Tumor necrosis factor-immunoreactive cells and PGP 9.5-immunoreactive nerve fibers in vertebral endplates of patients with discogenic low back pain and Modic Type 1 or Type 2 changes on MRI

Study Design. Immunohistochemistry for tumor necrosis factor (TNF) and protein gene product (PGP) 9.5 in vertebral endplates of patients with discogenic low back pain and Modic Type 1 or Type 2 endplate changes on MRI. Objectives. To examine whether inflammatory cytokines and nerve in-growth into the vertebral endplate are associated with discogenic low back pain. Summary and Background Data. Degenerated discs and endplate abnormalities can be a cause of discogenic low back pain. However, the presence of TNF-immunoreactive cells and PGP 9.5-immunoreactive nerve fibers has not been studied in patients with discogenic low back pain and endplate changes on MRI. Methods. Eighteen endplates showing either normal intensity signals on MRI (endplate change -), Modic Type 1 signals (low intensity on T1-weighted spin-echo images), or Modic Type 2 signals (high intensity) from patients with discogenic low back pain (n = 14) or controls requiring surgery for other back problems (n = 4; scoliosis and traumatic injury of vertebra) were harvested during surgery. Endplates were immunostained using antibodies to TNF and PGP 9.5 and immunostained cells and nerve fibers in the endplates were counted. Results. Vertebral endplates from patients with Modic Type 1 or Type 2 endplate changes on MRI had significantly more PGP 9.5-immunoreactive nerve fibers and TNF-immunoreactive cells in comparison with patients with normal endplates on MRI (P < 0.01).

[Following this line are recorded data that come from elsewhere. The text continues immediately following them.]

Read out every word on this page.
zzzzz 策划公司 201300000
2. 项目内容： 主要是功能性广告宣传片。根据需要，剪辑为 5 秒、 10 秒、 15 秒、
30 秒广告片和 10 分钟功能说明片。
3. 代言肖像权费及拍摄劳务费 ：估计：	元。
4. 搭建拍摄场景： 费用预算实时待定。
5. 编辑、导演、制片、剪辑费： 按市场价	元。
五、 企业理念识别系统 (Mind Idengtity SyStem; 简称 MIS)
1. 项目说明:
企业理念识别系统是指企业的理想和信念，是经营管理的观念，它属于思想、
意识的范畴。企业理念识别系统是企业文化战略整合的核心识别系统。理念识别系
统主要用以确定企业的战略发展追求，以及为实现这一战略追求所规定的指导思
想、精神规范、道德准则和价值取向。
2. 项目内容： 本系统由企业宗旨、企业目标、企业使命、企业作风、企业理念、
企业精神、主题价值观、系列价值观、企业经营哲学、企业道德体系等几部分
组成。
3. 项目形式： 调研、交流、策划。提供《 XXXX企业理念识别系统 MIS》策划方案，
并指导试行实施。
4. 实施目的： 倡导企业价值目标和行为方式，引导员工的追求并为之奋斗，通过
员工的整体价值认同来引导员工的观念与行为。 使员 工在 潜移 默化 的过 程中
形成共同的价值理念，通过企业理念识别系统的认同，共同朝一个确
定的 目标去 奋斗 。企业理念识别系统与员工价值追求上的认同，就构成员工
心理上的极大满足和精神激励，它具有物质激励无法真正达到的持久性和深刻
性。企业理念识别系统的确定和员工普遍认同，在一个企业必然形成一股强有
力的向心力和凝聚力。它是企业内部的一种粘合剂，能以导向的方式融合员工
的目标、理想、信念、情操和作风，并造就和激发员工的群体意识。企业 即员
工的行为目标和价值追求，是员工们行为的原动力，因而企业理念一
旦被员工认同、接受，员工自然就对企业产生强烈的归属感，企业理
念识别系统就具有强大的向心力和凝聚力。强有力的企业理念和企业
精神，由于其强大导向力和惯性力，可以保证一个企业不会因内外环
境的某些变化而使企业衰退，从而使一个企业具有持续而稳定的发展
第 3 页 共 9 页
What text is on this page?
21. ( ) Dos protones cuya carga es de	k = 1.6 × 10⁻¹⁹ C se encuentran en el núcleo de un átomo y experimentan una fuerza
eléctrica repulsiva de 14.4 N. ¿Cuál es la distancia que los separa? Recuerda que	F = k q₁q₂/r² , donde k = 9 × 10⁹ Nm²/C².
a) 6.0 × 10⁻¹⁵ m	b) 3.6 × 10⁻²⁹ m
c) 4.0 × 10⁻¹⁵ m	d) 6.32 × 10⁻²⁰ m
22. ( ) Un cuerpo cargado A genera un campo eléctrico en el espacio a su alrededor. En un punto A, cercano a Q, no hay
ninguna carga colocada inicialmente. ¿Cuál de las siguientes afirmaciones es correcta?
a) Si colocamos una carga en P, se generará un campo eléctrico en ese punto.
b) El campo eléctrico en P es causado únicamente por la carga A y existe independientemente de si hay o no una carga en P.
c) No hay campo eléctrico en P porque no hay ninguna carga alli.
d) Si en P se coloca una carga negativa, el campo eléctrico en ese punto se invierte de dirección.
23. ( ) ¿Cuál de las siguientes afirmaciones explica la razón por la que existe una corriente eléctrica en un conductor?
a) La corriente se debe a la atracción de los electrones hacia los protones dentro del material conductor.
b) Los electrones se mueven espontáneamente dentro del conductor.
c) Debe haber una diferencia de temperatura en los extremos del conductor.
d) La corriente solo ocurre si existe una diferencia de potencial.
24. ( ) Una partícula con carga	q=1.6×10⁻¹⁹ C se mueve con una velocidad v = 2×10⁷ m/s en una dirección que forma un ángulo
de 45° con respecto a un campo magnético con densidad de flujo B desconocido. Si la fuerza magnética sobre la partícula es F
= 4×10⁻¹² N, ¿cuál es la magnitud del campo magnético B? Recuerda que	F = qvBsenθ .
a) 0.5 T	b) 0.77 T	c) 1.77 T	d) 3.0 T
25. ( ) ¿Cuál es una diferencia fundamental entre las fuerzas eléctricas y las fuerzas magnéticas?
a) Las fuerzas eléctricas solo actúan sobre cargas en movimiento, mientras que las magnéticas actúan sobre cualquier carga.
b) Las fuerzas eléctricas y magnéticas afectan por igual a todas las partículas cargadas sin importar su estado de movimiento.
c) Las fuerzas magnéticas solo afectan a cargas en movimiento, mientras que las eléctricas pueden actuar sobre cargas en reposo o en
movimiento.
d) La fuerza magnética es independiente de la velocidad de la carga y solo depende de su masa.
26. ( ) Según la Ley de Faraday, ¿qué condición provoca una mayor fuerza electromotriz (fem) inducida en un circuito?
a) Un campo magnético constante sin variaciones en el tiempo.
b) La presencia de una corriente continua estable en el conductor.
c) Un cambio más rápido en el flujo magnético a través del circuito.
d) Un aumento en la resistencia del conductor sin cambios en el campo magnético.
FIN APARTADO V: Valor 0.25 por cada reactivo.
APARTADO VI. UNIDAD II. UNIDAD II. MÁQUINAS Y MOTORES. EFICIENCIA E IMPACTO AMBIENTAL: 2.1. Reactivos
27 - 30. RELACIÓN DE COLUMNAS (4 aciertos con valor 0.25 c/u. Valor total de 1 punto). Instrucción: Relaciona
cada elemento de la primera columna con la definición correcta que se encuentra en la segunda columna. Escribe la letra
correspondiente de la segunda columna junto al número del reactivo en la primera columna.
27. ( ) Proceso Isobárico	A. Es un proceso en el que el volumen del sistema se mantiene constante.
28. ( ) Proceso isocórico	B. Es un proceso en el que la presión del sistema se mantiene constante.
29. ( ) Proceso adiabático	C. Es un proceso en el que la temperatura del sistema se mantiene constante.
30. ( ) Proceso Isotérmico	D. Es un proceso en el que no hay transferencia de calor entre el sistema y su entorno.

The number of TNF-immunoreactive cells in endplates exhibiting Modic Type 1 changes was significantly higher than in endplates exhibiting Modic Type 2 changes (P < 0.05). Conclusions. The results suggest that endplate abnormalities are related to inflammation and axon growth induced by TNF. TNF expression and PGP 9.5-positive nerve in-growth in abnormal endplates may be a cause of low back pain.